Laboratory tests: change in albumin-globulin ratio, increase in alkaline phosphatase level in the blood, increase in LDH level in the blood; increase in international normalized ratio, increase in prothrombin time, change in urine color.
Paresthesia, arthralgia, and angioedema have been reported.
There have been very rare reports of uveitis, mainly in patients receiving concomitant rifabutin. Most cases were reversible.

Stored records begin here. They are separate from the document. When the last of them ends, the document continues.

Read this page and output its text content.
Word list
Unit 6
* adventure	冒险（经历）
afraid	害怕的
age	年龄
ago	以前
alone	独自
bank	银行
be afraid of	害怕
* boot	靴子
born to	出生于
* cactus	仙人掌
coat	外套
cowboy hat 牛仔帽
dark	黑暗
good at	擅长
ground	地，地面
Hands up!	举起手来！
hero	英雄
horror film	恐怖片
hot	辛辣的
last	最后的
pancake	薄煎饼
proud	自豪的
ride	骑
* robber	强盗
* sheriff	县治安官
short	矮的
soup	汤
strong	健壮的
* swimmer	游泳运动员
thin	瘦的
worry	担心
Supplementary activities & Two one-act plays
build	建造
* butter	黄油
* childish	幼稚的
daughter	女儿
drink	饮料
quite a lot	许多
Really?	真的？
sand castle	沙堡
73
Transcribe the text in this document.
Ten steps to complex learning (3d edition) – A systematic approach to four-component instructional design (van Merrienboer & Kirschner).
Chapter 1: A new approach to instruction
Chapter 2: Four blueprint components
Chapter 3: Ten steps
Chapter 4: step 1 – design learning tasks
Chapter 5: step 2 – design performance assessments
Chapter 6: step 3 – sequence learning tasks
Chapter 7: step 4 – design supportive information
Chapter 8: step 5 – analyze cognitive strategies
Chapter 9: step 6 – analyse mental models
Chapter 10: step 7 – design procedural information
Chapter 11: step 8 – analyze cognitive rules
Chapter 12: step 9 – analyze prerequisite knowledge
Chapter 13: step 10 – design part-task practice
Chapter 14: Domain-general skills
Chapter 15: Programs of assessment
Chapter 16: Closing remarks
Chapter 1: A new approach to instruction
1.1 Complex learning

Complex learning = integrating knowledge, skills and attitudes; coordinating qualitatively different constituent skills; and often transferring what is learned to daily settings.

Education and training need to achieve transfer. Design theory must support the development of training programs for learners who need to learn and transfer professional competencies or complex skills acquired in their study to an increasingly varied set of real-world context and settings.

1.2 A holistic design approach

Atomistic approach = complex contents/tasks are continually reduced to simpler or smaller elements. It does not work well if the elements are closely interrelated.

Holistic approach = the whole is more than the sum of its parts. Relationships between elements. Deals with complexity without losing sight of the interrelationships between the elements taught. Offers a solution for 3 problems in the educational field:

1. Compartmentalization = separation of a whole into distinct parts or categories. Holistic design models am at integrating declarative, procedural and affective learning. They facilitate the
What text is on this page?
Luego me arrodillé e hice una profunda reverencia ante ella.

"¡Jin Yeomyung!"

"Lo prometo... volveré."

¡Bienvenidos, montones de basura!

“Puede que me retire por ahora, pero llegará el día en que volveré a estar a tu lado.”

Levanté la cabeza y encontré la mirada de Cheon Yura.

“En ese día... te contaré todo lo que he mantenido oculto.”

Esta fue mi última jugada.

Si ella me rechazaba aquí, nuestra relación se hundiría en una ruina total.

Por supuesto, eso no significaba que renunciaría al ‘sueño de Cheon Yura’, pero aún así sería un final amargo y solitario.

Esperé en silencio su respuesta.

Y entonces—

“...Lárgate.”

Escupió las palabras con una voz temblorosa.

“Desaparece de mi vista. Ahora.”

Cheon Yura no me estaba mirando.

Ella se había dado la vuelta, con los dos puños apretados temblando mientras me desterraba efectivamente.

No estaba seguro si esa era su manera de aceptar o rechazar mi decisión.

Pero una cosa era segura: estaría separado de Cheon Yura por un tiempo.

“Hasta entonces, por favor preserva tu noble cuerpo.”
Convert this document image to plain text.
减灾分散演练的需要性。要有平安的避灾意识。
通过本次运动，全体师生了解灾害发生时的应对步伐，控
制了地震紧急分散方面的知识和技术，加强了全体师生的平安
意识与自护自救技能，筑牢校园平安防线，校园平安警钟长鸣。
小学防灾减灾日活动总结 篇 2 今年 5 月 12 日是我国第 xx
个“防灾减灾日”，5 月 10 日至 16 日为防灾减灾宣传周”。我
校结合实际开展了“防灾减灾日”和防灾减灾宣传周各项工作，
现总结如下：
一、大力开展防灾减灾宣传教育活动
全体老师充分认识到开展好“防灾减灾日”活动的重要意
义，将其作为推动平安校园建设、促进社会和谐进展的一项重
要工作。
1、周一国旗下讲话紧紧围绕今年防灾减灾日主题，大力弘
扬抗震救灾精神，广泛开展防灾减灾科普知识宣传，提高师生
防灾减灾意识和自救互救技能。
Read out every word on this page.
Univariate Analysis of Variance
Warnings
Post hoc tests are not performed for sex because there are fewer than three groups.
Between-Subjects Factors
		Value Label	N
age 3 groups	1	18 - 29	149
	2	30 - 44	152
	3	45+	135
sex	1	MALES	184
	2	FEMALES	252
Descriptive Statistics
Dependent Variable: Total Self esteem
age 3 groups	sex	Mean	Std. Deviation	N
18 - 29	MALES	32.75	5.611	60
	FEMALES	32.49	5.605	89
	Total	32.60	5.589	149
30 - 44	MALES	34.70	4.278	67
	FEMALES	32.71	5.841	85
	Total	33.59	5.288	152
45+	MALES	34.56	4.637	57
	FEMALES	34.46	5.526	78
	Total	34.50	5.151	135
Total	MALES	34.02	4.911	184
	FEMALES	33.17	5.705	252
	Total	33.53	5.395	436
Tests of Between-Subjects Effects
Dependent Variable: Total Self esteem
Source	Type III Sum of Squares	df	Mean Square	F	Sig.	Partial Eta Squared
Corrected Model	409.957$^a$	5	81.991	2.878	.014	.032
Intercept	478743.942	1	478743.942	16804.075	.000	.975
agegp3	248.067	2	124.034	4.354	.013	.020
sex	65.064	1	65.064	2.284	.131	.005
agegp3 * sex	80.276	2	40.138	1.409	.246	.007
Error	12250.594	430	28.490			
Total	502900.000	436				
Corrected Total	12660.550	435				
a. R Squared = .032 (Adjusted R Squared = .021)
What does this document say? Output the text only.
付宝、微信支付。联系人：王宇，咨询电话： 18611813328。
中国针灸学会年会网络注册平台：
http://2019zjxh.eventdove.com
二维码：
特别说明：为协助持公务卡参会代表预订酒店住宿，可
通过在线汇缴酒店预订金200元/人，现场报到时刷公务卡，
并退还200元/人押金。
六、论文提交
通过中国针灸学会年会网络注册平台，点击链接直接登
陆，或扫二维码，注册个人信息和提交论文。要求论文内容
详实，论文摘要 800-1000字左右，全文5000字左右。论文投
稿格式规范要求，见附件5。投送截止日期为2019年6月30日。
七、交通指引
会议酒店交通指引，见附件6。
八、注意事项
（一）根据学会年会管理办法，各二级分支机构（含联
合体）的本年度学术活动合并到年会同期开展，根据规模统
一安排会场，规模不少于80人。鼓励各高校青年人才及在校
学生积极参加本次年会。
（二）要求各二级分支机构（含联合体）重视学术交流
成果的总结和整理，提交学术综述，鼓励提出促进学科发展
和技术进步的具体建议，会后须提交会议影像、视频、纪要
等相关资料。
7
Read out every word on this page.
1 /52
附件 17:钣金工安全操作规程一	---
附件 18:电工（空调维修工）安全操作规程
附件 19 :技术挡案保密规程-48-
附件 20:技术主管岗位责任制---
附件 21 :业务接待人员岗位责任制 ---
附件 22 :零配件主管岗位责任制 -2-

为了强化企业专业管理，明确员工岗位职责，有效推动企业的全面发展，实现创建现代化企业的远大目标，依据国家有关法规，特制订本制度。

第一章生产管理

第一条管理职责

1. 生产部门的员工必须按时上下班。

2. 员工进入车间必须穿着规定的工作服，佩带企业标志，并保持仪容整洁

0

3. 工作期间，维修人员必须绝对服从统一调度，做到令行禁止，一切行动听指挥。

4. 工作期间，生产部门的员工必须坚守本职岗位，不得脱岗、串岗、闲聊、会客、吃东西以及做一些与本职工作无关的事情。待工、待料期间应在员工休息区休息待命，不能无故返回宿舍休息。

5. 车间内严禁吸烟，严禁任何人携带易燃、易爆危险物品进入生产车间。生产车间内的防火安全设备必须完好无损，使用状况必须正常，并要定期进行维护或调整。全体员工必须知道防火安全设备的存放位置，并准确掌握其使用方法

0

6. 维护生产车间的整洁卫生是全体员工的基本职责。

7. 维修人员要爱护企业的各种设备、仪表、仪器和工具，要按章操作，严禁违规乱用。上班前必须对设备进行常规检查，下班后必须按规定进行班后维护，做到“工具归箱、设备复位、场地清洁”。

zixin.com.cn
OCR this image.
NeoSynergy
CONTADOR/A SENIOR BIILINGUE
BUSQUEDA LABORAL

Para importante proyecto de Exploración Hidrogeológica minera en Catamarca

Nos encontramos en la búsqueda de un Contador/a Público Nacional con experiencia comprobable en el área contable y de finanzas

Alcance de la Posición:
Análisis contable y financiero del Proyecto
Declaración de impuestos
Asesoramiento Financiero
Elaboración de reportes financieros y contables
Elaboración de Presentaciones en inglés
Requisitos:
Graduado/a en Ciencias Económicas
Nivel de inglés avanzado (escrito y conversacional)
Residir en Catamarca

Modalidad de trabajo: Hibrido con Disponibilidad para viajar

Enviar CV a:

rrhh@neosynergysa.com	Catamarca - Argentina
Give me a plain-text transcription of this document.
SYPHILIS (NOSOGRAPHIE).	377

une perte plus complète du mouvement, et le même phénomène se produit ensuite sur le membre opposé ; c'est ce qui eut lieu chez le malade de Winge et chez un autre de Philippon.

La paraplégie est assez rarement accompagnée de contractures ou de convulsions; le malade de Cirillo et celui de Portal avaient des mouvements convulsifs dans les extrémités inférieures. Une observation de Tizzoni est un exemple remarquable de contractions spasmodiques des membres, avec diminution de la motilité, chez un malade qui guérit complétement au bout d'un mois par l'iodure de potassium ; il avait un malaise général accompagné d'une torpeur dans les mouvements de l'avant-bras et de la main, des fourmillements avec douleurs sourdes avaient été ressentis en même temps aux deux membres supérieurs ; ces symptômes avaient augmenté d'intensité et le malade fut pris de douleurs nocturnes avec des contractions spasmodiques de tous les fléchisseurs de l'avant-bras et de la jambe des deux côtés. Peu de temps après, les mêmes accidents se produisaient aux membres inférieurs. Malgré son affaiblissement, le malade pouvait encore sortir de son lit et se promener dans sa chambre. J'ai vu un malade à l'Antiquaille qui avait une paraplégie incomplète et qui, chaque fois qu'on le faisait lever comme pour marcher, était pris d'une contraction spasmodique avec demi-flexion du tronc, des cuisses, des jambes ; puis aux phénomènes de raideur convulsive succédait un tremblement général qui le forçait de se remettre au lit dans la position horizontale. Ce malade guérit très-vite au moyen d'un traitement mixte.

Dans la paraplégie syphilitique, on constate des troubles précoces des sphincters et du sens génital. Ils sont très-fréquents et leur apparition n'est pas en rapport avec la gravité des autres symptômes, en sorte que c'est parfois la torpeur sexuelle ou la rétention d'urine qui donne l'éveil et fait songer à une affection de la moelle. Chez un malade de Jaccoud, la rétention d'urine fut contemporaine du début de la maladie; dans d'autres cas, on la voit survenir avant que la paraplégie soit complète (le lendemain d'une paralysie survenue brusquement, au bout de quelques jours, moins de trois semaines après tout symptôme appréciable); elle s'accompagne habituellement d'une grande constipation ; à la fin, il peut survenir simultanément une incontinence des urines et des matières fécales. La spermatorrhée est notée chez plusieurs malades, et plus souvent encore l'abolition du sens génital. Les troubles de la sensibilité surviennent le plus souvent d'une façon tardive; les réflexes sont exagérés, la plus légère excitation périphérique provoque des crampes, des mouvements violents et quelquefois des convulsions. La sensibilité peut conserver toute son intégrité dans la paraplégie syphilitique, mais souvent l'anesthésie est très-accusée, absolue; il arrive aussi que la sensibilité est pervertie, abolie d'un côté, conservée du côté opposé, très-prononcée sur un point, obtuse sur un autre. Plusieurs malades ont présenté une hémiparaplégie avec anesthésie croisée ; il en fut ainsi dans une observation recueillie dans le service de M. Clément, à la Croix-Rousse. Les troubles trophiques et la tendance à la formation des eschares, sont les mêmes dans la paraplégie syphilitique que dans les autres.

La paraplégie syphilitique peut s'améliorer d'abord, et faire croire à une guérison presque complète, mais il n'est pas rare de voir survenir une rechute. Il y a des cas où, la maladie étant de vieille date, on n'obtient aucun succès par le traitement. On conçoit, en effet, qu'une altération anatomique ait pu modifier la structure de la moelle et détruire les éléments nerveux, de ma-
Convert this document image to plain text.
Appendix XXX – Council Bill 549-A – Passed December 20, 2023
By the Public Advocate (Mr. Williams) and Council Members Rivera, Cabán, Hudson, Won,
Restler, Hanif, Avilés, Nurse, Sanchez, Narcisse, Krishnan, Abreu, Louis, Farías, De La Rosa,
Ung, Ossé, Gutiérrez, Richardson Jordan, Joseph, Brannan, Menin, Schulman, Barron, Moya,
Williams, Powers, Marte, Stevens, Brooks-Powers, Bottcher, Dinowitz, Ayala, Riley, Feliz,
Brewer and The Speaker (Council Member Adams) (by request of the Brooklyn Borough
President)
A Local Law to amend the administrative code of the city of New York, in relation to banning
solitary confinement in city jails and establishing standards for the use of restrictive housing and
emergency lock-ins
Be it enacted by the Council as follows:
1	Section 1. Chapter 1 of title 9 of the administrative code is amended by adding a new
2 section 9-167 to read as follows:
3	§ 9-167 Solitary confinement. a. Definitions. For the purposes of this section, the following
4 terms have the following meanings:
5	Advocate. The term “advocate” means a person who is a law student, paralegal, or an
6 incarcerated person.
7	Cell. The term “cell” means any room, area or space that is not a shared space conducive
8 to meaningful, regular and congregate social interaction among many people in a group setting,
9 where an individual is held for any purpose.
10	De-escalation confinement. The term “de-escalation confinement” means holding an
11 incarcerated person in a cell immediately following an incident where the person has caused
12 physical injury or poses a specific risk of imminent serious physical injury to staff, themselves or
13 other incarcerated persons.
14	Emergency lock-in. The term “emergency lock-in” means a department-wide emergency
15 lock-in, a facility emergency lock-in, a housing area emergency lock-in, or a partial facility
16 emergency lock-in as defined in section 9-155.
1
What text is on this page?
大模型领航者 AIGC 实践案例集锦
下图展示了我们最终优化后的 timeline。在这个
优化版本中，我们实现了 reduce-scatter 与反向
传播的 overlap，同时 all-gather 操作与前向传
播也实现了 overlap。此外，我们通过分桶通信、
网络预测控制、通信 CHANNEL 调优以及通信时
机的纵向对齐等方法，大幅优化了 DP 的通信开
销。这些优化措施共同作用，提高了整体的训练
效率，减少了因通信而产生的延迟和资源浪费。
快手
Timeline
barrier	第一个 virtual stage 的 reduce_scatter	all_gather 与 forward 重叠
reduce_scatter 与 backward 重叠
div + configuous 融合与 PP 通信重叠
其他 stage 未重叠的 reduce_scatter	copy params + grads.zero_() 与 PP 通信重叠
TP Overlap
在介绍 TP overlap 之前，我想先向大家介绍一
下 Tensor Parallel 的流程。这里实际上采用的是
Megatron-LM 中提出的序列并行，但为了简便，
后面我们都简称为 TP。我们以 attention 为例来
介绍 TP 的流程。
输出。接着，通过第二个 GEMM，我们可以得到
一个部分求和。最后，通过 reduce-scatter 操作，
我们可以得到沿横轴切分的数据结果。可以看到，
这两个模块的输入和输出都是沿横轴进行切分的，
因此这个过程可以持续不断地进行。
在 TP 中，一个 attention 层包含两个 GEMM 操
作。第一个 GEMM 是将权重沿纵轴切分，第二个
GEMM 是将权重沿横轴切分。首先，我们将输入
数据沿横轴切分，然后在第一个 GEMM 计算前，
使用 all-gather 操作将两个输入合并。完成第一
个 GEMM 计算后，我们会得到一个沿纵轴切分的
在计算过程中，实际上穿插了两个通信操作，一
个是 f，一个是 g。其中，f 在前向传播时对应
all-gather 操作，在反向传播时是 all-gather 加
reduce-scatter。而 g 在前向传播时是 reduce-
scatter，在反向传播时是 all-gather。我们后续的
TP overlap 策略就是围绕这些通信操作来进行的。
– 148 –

Colchicine toxicity (including fatal outcomes) has been reported with concomitant use of clarithromycin and colchicine, particularly in elderly patients, including those with renal impairment.
Conditions and shelf life
Existing reports indicate that clarithromycin overdose may cause gastrointestinal symptoms such as nausea, vomiting, diarrhea, or exacerbation of other adverse reactions. One patient with a history of bipolar psychosis who took 8 g of clarithromycin developed altered mental status, paranoid behavior, hypokalemia, and hypoxemia.
Treatment: Gastric lavage and symptomatic therapy. As with other macrolides, hemodialysis or peritoneal dialysis is unlikely to significantly alter the plasma levels of clarithromycin.
STORAGE CONDITIONS:
in a dry, dark place at a temperature not exceeding 25 °C.